Though they may seem a bit more complex, and thus potentially intimidating to a beginner, it is a good idea to explore mastering the building, use, and maintenance of a hydroelectric generator or portable wind turbine generator (windmill).
Though they are often less convenient for those individuals living off the grid who want to remain nomadic, they are highly recommended for off-grid homesteading.
With a little bit of ingenuity, basic tools and employing the earlier mentioned mechanical skills, these systems can be built at a relatively moderate out of pocket cost.
When debating whether or not you would feel that this is useful skill to have, consider this fact – solar arrays require high to moderate exposure for optimal production, a long storm or overcast day risks impeding your electrical production and will place a higher drain on your power-banks. Hydroelectric, on the other hand, simply needs a steadily flowing source of water such as a small stream; and a wind turbine only needs a steady breeze of between six and nine miles per hour.
And, where a solar array will have to be adjusted manually to achieve peak generation normally multiple times per day; a hydroelectric generator will more often only need to be raised or lowered to accommodate the water levels periodically and a wind turbine is usually either equipped with a tail fin which corrects its positioning as the wind directions change or with basic manual controls which make the corrections simplistic.
Land Navigation & Map Reading
Another highly beneficial survival skill that many bypass with today’s modern technology is general land navigation and map reading. It may sound rather archaic to suggest such a thing, but, when venturing into new territories while foraging, hunting, trapping, etc, there may come a point where your modern devices fail.

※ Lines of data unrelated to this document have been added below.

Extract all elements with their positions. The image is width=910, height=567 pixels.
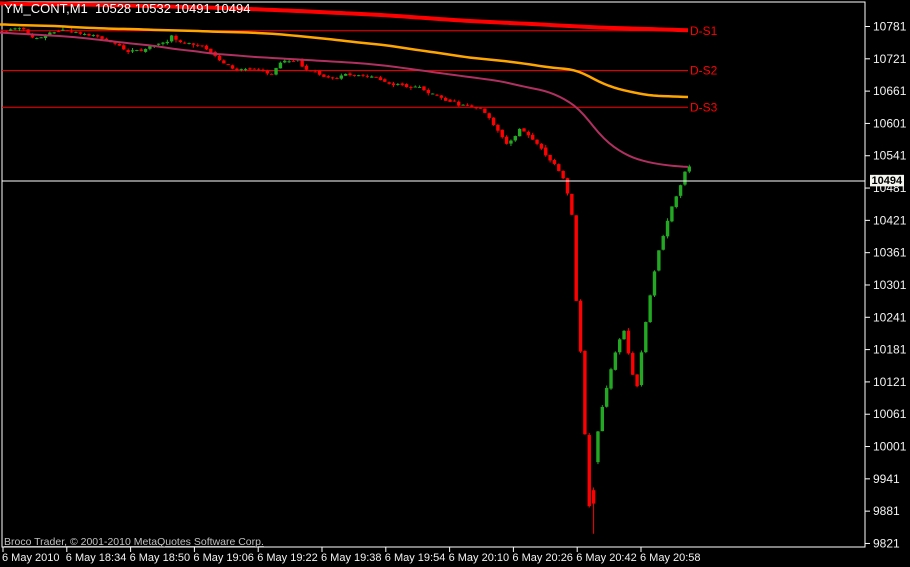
svg-text:10661: 10661	[873, 84, 907, 98]
svg-text:9941: 9941	[873, 472, 900, 486]
svg-text:10421: 10421	[873, 213, 907, 227]
svg-text:10061: 10061	[873, 407, 907, 421]
svg-text:D-S3: D-S3	[690, 100, 718, 114]
svg-text:10121: 10121	[873, 375, 907, 389]
svg-text:10721: 10721	[873, 52, 907, 66]
svg-text:6 May 19:06: 6 May 19:06	[193, 552, 254, 564]
svg-text:6 May 19:38: 6 May 19:38	[321, 552, 382, 564]
svg-text:D-S1: D-S1	[690, 24, 718, 38]
svg-text:10781: 10781	[873, 20, 907, 34]
svg-text:6 May 19:54: 6 May 19:54	[385, 552, 446, 564]
svg-text:D-S2: D-S2	[690, 64, 718, 78]
svg-text:10361: 10361	[873, 246, 907, 260]
svg-text:6 May 20:10: 6 May 20:10	[449, 552, 510, 564]
svg-text:10241: 10241	[873, 310, 907, 324]
svg-text:10541: 10541	[873, 149, 907, 163]
svg-text:6 May 20:26: 6 May 20:26	[512, 552, 573, 564]
svg-text:9821: 9821	[873, 536, 900, 550]
svg-text:10181: 10181	[873, 343, 907, 357]
svg-text:10001: 10001	[873, 440, 907, 454]
svg-text:6 May 20:42: 6 May 20:42	[576, 552, 637, 564]
svg-text:10301: 10301	[873, 278, 907, 292]
svg-text:6 May 19:22: 6 May 19:22	[257, 552, 318, 564]
svg-text:6 May 20:58: 6 May 20:58	[640, 552, 701, 564]
svg-text:6 May 18:50: 6 May 18:50	[130, 552, 191, 564]
svg-text:6 May 18:34: 6 May 18:34	[66, 552, 127, 564]
svg-text:10601: 10601	[873, 116, 907, 130]
svg-text:9881: 9881	[873, 504, 900, 518]
svg-text:6 May 2010: 6 May 2010	[2, 552, 59, 564]
svg-text:10494: 10494	[872, 175, 903, 187]
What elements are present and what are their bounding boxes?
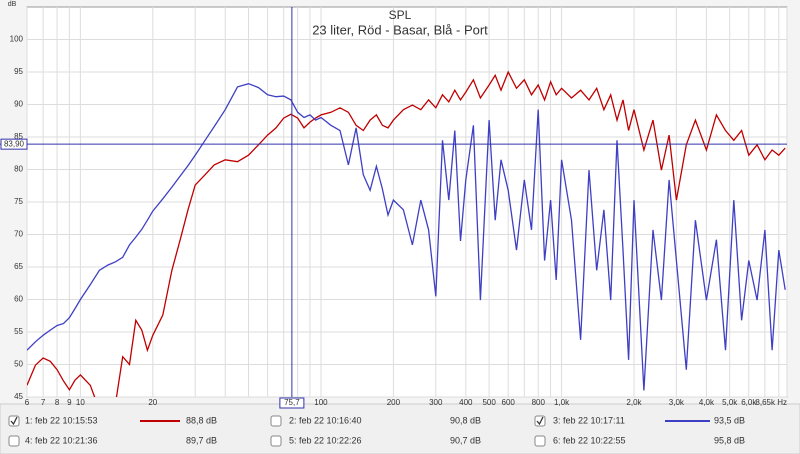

By studying land navigation and map reading, you will find yourself readily equipped to overcome this challenge should you ever be faced with it. Knowing how to determine your location on a printed map, and combining that information with your general land navigation skills will not only boost your confidence and simplify many routine tasks as you progress on your journey towards living off the grid, it may prove to be a life saving skill at some point for you or someone else.
Conclusion
This is only a short list of essential homesteading skills. Essential self reliance skills that everyone should at least be familiar with before attempting to live the off grid life. But mastering these essential skills prior to living off the grid will provide you with a solid foundation for success. While utilizing them will allow you to adapt, overcome and thrive in a comfortable, self-sufficient manner with relative ease in almost any situation or environment.
I hope that this page gave you some helpful insights into some areas that you may need to work on before making the leap to live independently from the grid.
Good luck on your journey to live a self sustained off grid life!